Rabu, 19 November 2014

Lamunan pulang kerja



Duduk pada anak tangga di peron 3-4 Stasiun Manggarai. Diiringi lagu melankolis dari Badfinger, Apple of My Eye. Udara lembab beraroma hujan. Keadaan ini memaksaku untuk mengenang. Mengenang siapapun ia yang pernah membuat tidurku tak nyenyak karena mengkhayalkannya.

TK
Dia adalah seorang anak laki-laki dari kelas sebelah. Aku lupa namanya, mungkin Reza. Kita tidak saling mengenal. Aku hanya berinteraksi sekali dengannya, itu pun bukan hal yang manis. Ia memarahiku ketika kita dan teman-teman lainnya sedang bermain ayunan. Aku yang seharusnya menangis malah menyukainya. Ntahlah rasa itu tepatnya dinamai apa. Berhubung hanya dia laki-laki yang bisa aku ingat di masa TK, maka kuanggap ia istimewa. Ia berperawakan bocah nakal dengan rambut keriting kusut dan berpipi tirus.

SD
Kelas 1 caturwulan 1, namanya Robi. Rambutnya coklat terang, tinggi diantara yang lain dan kulitnya sangat putih. Ia pernah menggodaku, ia menghadangku, menghentikan langkahku dengan mengembangkan kedua lengannya. Aku kiri, ia ke kiri, aku ke kanan ia kekanan. Aku ingat ia begitu sambil tersenyum manis lalu memanggilku "Saras". Aku pura-pura marah padanya dan mengancamnya untuk mengadukan "tindak kriminal" ini ke wali kelas. Lalu ia tertawa kecil dan meminta maaf lalu membiarkanku pergi menuju kantin. Tahukah ia bahwa aku selalu menunggunya menggodaku lagi di hari-hari berikutnya. Caturwulan 2 aku pindah kota, aku pun kehilangannya. Aku kerap berharap tiba-tiba ada murid baru di sekolahku dan ternyata dia Robi, khayalan ini aku adopsi dari tayangan di televisi.

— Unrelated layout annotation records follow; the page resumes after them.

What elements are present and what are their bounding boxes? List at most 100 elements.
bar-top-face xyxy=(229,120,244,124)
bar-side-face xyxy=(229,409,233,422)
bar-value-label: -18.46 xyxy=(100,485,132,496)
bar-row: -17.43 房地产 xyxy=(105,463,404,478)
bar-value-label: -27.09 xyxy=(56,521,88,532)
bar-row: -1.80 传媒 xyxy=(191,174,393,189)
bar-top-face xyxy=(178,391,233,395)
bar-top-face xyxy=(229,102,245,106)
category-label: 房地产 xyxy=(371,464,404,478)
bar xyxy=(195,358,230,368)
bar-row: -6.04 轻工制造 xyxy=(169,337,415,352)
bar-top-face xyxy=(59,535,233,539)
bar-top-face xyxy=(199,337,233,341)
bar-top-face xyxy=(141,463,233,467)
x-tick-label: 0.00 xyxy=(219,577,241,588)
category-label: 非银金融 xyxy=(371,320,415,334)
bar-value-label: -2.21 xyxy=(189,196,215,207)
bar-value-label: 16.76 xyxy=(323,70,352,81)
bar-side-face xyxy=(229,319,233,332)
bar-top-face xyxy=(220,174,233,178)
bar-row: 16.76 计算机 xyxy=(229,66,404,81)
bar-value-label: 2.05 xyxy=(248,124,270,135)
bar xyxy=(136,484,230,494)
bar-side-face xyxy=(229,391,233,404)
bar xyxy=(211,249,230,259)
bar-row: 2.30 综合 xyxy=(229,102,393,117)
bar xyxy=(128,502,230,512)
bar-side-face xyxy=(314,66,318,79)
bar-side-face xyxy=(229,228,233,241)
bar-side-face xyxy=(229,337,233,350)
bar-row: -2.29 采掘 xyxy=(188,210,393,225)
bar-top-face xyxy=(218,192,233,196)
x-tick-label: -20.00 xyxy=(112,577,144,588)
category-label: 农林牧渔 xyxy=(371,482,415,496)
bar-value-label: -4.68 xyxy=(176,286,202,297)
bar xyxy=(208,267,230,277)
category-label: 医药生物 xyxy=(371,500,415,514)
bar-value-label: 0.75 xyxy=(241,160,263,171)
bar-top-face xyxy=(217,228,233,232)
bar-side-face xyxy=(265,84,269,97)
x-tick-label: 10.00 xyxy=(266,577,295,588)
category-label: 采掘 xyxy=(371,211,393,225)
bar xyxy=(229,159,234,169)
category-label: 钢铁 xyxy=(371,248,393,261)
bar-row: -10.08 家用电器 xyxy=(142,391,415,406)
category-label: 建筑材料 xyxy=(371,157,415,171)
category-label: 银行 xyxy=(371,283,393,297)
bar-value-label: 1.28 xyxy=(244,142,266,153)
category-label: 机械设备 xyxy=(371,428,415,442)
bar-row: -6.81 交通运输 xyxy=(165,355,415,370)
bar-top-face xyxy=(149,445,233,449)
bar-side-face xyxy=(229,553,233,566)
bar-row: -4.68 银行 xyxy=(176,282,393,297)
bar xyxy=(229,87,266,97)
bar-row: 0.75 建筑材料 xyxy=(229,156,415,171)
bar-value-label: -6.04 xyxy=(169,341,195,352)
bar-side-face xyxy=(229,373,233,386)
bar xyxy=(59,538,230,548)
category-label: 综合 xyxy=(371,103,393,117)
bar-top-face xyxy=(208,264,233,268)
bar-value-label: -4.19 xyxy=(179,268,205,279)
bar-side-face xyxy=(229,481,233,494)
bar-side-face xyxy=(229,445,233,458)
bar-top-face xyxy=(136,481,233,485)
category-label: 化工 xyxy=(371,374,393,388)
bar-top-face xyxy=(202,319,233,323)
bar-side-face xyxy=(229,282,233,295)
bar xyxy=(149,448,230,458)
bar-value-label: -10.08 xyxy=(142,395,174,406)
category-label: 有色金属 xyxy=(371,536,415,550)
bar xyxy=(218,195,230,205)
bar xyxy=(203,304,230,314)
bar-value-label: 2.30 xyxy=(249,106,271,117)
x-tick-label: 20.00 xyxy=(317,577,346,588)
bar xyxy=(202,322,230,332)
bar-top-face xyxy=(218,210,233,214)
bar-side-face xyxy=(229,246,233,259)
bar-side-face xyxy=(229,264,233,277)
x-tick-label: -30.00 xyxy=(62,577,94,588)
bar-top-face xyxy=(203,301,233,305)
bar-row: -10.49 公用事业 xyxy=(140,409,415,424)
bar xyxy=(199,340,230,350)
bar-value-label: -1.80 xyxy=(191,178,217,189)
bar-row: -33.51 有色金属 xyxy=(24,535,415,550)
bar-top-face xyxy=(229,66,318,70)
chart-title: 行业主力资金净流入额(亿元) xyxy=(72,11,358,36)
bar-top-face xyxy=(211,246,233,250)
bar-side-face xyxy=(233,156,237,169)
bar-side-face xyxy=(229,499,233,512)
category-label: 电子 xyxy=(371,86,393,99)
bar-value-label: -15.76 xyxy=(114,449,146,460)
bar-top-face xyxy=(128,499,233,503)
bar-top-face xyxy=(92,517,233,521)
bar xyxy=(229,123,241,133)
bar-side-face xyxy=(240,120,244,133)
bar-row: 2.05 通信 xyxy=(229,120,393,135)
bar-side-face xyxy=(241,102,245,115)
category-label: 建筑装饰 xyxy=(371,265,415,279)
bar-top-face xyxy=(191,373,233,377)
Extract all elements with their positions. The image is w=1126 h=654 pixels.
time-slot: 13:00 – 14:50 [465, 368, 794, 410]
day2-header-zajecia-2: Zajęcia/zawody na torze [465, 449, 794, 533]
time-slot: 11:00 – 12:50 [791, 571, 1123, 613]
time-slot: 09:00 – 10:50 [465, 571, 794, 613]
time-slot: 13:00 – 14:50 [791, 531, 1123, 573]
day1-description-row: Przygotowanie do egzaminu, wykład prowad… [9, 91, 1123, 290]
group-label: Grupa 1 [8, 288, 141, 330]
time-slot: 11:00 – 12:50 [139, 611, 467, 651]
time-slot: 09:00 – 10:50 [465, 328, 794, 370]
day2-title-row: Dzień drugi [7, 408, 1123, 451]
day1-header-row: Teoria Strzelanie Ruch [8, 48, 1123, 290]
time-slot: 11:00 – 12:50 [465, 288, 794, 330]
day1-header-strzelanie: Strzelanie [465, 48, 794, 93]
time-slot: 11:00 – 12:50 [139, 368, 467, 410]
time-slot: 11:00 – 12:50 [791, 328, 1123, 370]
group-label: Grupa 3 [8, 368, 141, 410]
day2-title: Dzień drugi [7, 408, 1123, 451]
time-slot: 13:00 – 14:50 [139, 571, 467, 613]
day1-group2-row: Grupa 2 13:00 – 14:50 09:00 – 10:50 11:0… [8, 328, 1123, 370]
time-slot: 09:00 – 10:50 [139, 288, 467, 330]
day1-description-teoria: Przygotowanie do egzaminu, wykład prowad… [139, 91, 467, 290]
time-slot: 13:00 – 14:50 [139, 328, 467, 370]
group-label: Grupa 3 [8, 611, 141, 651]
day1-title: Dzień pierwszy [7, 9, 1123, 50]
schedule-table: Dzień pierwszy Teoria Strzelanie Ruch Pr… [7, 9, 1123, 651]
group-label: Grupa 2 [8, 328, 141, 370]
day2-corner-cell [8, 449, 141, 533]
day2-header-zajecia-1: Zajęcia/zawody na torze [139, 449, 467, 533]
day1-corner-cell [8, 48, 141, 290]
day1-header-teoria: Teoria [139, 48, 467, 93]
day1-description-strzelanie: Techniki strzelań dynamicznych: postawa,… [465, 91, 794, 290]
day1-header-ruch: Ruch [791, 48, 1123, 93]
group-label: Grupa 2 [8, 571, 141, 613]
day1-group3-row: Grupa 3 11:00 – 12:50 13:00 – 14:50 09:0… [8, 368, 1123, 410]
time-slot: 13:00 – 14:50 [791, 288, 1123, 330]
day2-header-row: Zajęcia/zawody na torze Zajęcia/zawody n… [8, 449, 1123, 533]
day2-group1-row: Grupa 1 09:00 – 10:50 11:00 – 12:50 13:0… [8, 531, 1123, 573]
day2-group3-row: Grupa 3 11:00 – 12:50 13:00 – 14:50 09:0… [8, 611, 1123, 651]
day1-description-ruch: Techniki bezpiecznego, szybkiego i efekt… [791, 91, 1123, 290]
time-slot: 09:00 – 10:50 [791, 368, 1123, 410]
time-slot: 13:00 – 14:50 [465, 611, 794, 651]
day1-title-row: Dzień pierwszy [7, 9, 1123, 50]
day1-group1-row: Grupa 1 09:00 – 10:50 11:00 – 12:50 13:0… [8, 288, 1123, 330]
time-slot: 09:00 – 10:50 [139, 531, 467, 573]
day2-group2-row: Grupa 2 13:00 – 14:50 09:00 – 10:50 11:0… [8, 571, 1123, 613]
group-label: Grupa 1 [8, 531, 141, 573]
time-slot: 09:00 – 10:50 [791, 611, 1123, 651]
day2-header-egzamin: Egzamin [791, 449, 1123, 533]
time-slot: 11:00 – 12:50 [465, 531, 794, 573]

Aku mulai memiliki idola, seperti Chester Beninngton dan Y2K (salah satu petarung di WWF Smack Down), ku tulis mereka di diaryku. Aku juga menyukai abang-abang gondrong yang kuanggap mirip Y2K, abang gondrong ini hanya kutemui ketika acara 17an di RT-ku. Aku sering membayangkannya walau sampai sekarang aku tidak tahu namanya siapa.

Kelas 5, aku kembali menyukai teman sebayaku. Aku ingat namanya siapa, namun tak akan kusebut disini karena aku malu bila salah-satu teman SD-ku membaca ini. Dia anak baru, berkulit putih, rambut ‘botum’, berbibir merah dan cenderung hemat bicara . Dia banyak disukai anak perempuan, karena ia memiliki nilai plus yaitu berkulit putih, satu hal yang menempati urutan pertama pada daftar ciri-ciri lelaki ganteng pada masa itu. Aku menyukainya karena saat itu aku berpikir ia mirip Chester Beninngton karena model rambutnya sama, tapi setelah aku pikir-pikir lagi ia lebih mirip Boboho berbadan ramping.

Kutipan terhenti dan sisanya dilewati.